Senate Committee Poised to Beat Up On Apple

Steve wrote this morning about a hearing being held this week by the Senate Permanent Subcommittee on Investigations, in which Apple’s CEO, Tim Cook, will testify tomorrow. The subcommittee apparently is trying to highlight supposed tax avoidance on the part of American companies, as the Associated Press reports:

Apple Inc. employs a group of affiliate companies located outside the United States to avoid paying billions of dollars in U.S. income taxes, a Senate investigation has found.

The world’s most valuable company is holding overseas some $102 billion of its $145 billion in cash, and an Irish subsidiary that earned $22 billion in 2011 paid only $10 million in taxes, according to the report issued Monday by the Senate Permanent Subcommittee on Investigations. … The company’s tactics raise questions about loopholes in the U.S. tax code, lawmakers say.

So this is all about raising taxes. It is true that Apple is keeping approximately $100 billion overseas, rather than bringing the money to the U.S. Apple currently has about two-thirds of its sales and earns around two-thirds of its income outside the U.S., so it shouldn’t be a surprise that a lot of its money is located in foreign countries. If Apple brought that money to the U.S., it would have to pay our ruinous 35% corporate income tax on it, so it makes much more sense to invest the money somewhere else. It is my understanding that we are the only country in the world that imposes a full corporate income tax on money earned overseas, if a company is foolish enough to bring its foreign profits back home.

Apple put out a statement in advance of Tim Cook’s testimony, which you can read here. If our senators weren’t shameless, it would shame them:

Apple pays an extraordinary amount in US taxes. Apple is likely the largest corporate income tax payer in the US, having paid nearly $6 billion in taxes to the US Treasury in FY2012. These payments account for $1 in every $40 in corporate income tax the US Treasury collected last year. The Company’s FY2012 total US federal cash effective tax rate was approximately 30.5%.1 The Company expects to pay over $7 billion in taxes to the US Treasury in its current fiscal year. In accordance with US law, Apple pays US corporate income taxes on the profits earned from its sales in the US and on the investment income of its Controlled Foreign Corporations (“CFCs”), including the investment earnings of its Irish subsidiary, Apple Operations International (“AOI”).

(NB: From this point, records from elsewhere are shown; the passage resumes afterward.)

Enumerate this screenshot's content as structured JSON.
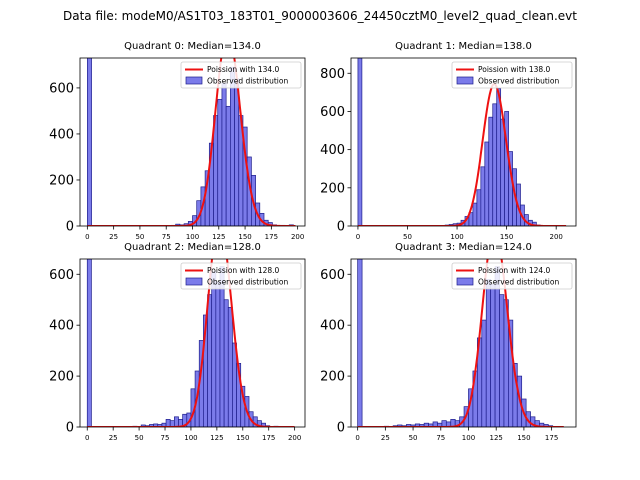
{
  "figure": {
    "suptitle": "Data file: modeM0/AS1T03_183T01_9000003606_24450cztM0_level2_quad_clean.evt"
  },
  "colors": {
    "bar_fill": "#7b7bea",
    "bar_edge": "#1e1e8c",
    "poisson_line": "#ee1111",
    "axis": "#000000"
  },
  "chart_data": [
    {
      "type": "bar",
      "title": "Quadrant 0: Median=134.0",
      "xlim": [
        -7,
        207
      ],
      "ylim": [
        0,
        730
      ],
      "xticks": [
        0,
        25,
        50,
        75,
        100,
        125,
        150,
        175,
        200
      ],
      "yticks": [
        0,
        200,
        400,
        600
      ],
      "bin_width": 4,
      "bins": [
        [
          0,
          730
        ],
        [
          80,
          3
        ],
        [
          84,
          8
        ],
        [
          88,
          5
        ],
        [
          92,
          10
        ],
        [
          96,
          20
        ],
        [
          100,
          45
        ],
        [
          104,
          110
        ],
        [
          108,
          170
        ],
        [
          112,
          240
        ],
        [
          116,
          360
        ],
        [
          120,
          480
        ],
        [
          124,
          550
        ],
        [
          128,
          620
        ],
        [
          132,
          520
        ],
        [
          136,
          690
        ],
        [
          140,
          640
        ],
        [
          144,
          480
        ],
        [
          148,
          430
        ],
        [
          152,
          300
        ],
        [
          156,
          220
        ],
        [
          160,
          100
        ],
        [
          164,
          55
        ],
        [
          168,
          25
        ],
        [
          172,
          15
        ],
        [
          176,
          5
        ],
        [
          184,
          3
        ],
        [
          192,
          5
        ]
      ],
      "poisson": {
        "mu": 134,
        "x_range": [
          0,
          198
        ]
      },
      "legend": [
        "Poission with 134.0",
        "Observed distribution"
      ]
    },
    {
      "type": "bar",
      "title": "Quadrant 1: Median=138.0",
      "xlim": [
        -7,
        220
      ],
      "ylim": [
        0,
        880
      ],
      "xticks": [
        0,
        50,
        100,
        150,
        200
      ],
      "yticks": [
        0,
        200,
        400,
        600,
        800
      ],
      "bin_width": 4,
      "bins": [
        [
          0,
          880
        ],
        [
          88,
          5
        ],
        [
          92,
          8
        ],
        [
          96,
          12
        ],
        [
          100,
          15
        ],
        [
          104,
          30
        ],
        [
          108,
          50
        ],
        [
          112,
          70
        ],
        [
          116,
          120
        ],
        [
          120,
          190
        ],
        [
          124,
          310
        ],
        [
          128,
          440
        ],
        [
          132,
          570
        ],
        [
          136,
          640
        ],
        [
          140,
          720
        ],
        [
          144,
          560
        ],
        [
          148,
          600
        ],
        [
          152,
          390
        ],
        [
          156,
          300
        ],
        [
          160,
          220
        ],
        [
          164,
          110
        ],
        [
          168,
          60
        ],
        [
          172,
          30
        ],
        [
          176,
          20
        ],
        [
          180,
          5
        ]
      ],
      "poisson": {
        "mu": 138,
        "x_range": [
          0,
          210
        ]
      },
      "legend": [
        "Poission with 138.0",
        "Observed distribution"
      ]
    },
    {
      "type": "bar",
      "title": "Quadrant 2: Median=128.0",
      "xlim": [
        -7,
        210
      ],
      "ylim": [
        0,
        660
      ],
      "xticks": [
        0,
        25,
        50,
        75,
        100,
        125,
        150,
        175,
        200
      ],
      "yticks": [
        0,
        200,
        400,
        600
      ],
      "bin_width": 4,
      "bins": [
        [
          0,
          660
        ],
        [
          44,
          3
        ],
        [
          52,
          8
        ],
        [
          56,
          5
        ],
        [
          60,
          10
        ],
        [
          64,
          12
        ],
        [
          68,
          10
        ],
        [
          72,
          15
        ],
        [
          76,
          30
        ],
        [
          80,
          25
        ],
        [
          84,
          40
        ],
        [
          88,
          30
        ],
        [
          92,
          50
        ],
        [
          96,
          55
        ],
        [
          100,
          150
        ],
        [
          104,
          220
        ],
        [
          108,
          340
        ],
        [
          112,
          440
        ],
        [
          116,
          520
        ],
        [
          120,
          610
        ],
        [
          124,
          570
        ],
        [
          128,
          630
        ],
        [
          132,
          500
        ],
        [
          136,
          470
        ],
        [
          140,
          330
        ],
        [
          144,
          250
        ],
        [
          148,
          160
        ],
        [
          152,
          120
        ],
        [
          156,
          60
        ],
        [
          160,
          40
        ],
        [
          164,
          25
        ],
        [
          168,
          15
        ],
        [
          172,
          5
        ],
        [
          180,
          3
        ]
      ],
      "poisson": {
        "mu": 128,
        "x_range": [
          0,
          200
        ]
      },
      "legend": [
        "Poission with 128.0",
        "Observed distribution"
      ]
    },
    {
      "type": "bar",
      "title": "Quadrant 3: Median=124.0",
      "xlim": [
        -6,
        197
      ],
      "ylim": [
        0,
        660
      ],
      "xticks": [
        0,
        25,
        50,
        75,
        100,
        125,
        150,
        175
      ],
      "yticks": [
        0,
        200,
        400,
        600
      ],
      "bin_width": 4,
      "bins": [
        [
          0,
          660
        ],
        [
          24,
          3
        ],
        [
          32,
          5
        ],
        [
          36,
          8
        ],
        [
          40,
          5
        ],
        [
          44,
          10
        ],
        [
          48,
          8
        ],
        [
          52,
          12
        ],
        [
          56,
          10
        ],
        [
          60,
          15
        ],
        [
          64,
          12
        ],
        [
          68,
          20
        ],
        [
          72,
          15
        ],
        [
          76,
          25
        ],
        [
          80,
          20
        ],
        [
          84,
          30
        ],
        [
          88,
          25
        ],
        [
          92,
          40
        ],
        [
          96,
          80
        ],
        [
          100,
          150
        ],
        [
          104,
          220
        ],
        [
          108,
          350
        ],
        [
          112,
          420
        ],
        [
          116,
          580
        ],
        [
          120,
          560
        ],
        [
          124,
          630
        ],
        [
          128,
          520
        ],
        [
          132,
          500
        ],
        [
          136,
          420
        ],
        [
          140,
          250
        ],
        [
          144,
          200
        ],
        [
          148,
          110
        ],
        [
          152,
          60
        ],
        [
          156,
          40
        ],
        [
          160,
          25
        ],
        [
          164,
          15
        ],
        [
          168,
          10
        ],
        [
          172,
          5
        ]
      ],
      "poisson": {
        "mu": 124,
        "x_range": [
          0,
          186
        ]
      },
      "legend": [
        "Poission with 124.0",
        "Observed distribution"
      ]
    }
  ]
}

Apple explains, probably more politely than I would have in their place, why it doesn’t make sense to repatriate $100 billion in foreign profits to the U.S.:

As a result of its international success, Apple has accumulated significant amounts of cash outside the US. As described in greater detail below, Apple carefully manages this foreign, post-tax income to support its foreign operations through a corporate structure that protects and promotes the interests of its shareholders. Current US corporate income tax law severely discourages the use of these funds in the US by imposing a 35% tax on repatriation.

Apple’s statement is worth reading in its entirety. It addresses in detail questions that have been asked about Apple Operations International and its Irish subsidiaries. But Apple, appropriately, didn’t make a final point that I would add: I don’t want Apple to pay corporate income taxes, certainly no more than is absolutely necessary. Apple is a far better and more efficient institution than the U.S. government. Apple’s money will do far more good for humanity if Apple spends it, than if the government spends it. To the extent that the government taxes Apple’s profits, it mostly wastes the money on regulatory agencies that depress economic growth, a Department of Justice that has run amok, moronic entitlement programs, and so on. Far better if Apple keeps its money and invests it in R&D and other operations, both here and abroad.

So let’s hope Tim Cook stands up to the bullies when he testifies tomorrow.